Tropical Storm Bob stirs up the terns - 29 Aug 09

There seems to be a major eastward flight of terns and other larids along the ocean side of Long Island today, presumably brought about by the heavy rains. Winds were moderate swinging around from the S to the E during the middle part of the day. I seawatched from Main Beach in East Hampton (Suffolk Co) late this morning. Visibility was limited to a few hundred yards but there was enough movement very close inshore (and overland) to keep it interesting. A 1-hour tally (11:40-12:40) produced:

Wilson's Storm-petrel – 5
Laughing Gull – 6
Common Tern - 1,423
Forster's Tern – 19
Roseate Tern – 326
Least Tern – 265
Black Tern – 11

Andy Baldelli (via Hugh McGuinness) also watched from Main Beach earlier in the morning and I believe he logged 6 PARASITIC JAEGERS, numerous Wilson's Storm-Petrels and Black Terns - again all going east fairly close to shore.

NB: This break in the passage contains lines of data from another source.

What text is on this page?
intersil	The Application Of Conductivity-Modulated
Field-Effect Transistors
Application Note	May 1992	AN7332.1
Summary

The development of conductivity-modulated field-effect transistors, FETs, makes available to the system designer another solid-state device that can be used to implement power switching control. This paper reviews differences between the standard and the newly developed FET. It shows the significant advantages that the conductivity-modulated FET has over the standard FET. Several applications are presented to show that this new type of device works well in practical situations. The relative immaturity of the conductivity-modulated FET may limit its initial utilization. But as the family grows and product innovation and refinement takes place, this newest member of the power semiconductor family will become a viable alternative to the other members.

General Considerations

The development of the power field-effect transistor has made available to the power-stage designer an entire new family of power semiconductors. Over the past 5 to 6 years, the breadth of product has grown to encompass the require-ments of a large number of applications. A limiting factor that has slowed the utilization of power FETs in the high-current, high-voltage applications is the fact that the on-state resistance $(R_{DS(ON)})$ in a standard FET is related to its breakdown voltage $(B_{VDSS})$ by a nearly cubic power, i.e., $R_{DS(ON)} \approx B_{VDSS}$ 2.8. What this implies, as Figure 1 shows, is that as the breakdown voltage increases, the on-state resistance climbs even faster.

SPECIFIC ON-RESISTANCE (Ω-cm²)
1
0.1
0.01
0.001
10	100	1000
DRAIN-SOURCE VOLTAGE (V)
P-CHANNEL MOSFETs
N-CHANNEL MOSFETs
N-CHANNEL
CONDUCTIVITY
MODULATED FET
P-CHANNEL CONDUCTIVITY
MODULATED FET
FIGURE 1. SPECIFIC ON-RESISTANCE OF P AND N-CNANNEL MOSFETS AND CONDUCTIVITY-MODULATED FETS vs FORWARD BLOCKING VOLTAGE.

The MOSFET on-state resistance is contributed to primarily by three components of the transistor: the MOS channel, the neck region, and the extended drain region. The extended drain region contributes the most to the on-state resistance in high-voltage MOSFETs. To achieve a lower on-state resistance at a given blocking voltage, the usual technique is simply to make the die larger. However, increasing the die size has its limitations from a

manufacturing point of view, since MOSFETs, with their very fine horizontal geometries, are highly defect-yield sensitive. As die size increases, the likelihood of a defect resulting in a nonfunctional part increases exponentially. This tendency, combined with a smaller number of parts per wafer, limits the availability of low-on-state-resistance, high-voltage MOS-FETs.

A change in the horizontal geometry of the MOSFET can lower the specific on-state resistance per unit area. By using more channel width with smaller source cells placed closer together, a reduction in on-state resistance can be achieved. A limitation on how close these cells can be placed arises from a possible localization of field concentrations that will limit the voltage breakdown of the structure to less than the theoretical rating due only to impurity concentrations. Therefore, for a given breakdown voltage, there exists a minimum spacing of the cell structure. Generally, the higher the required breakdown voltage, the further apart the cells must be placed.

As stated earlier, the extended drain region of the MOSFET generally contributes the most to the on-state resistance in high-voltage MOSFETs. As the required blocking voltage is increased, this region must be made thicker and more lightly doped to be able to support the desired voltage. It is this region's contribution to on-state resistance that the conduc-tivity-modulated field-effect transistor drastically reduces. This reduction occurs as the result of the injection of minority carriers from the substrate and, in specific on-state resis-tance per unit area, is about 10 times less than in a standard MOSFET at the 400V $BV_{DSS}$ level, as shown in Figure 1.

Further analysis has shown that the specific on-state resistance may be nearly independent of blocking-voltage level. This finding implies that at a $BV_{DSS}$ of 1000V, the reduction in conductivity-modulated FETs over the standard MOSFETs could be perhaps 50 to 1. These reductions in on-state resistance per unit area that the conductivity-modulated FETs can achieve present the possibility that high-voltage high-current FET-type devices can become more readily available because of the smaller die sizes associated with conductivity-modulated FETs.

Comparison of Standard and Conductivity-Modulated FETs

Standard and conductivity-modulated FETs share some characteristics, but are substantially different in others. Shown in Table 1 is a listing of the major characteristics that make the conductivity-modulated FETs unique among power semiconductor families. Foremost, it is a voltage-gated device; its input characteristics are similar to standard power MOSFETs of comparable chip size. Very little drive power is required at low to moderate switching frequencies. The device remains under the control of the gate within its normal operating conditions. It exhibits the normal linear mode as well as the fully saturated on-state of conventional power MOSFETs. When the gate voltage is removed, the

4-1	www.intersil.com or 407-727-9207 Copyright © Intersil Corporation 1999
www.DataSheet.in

In Napeague Bay I counted 200+ BLACK TERNS but there could easily be more as it was impossible to scope properly in the driving rain. There were also a few Roseate and Forster's Terns. This seems to be one of the best spots for Black Tern in the fall. An adult LESSER BLACK-BACKED GULL was on the Maidstone Golf Course and in only a few minutes of looking skyward, I noted several hundred terns flying out of Hook Pond and back onto the ocean. Like observers to the west, I am currently puzzled by the numbers of Roseate Terns (mix of adults and juvs) in this eastward movement as the bulk of the local population is already east of these watchpoints. Perhaps they had moved south offshore and are now spinning back up to avoid the worst of the weather?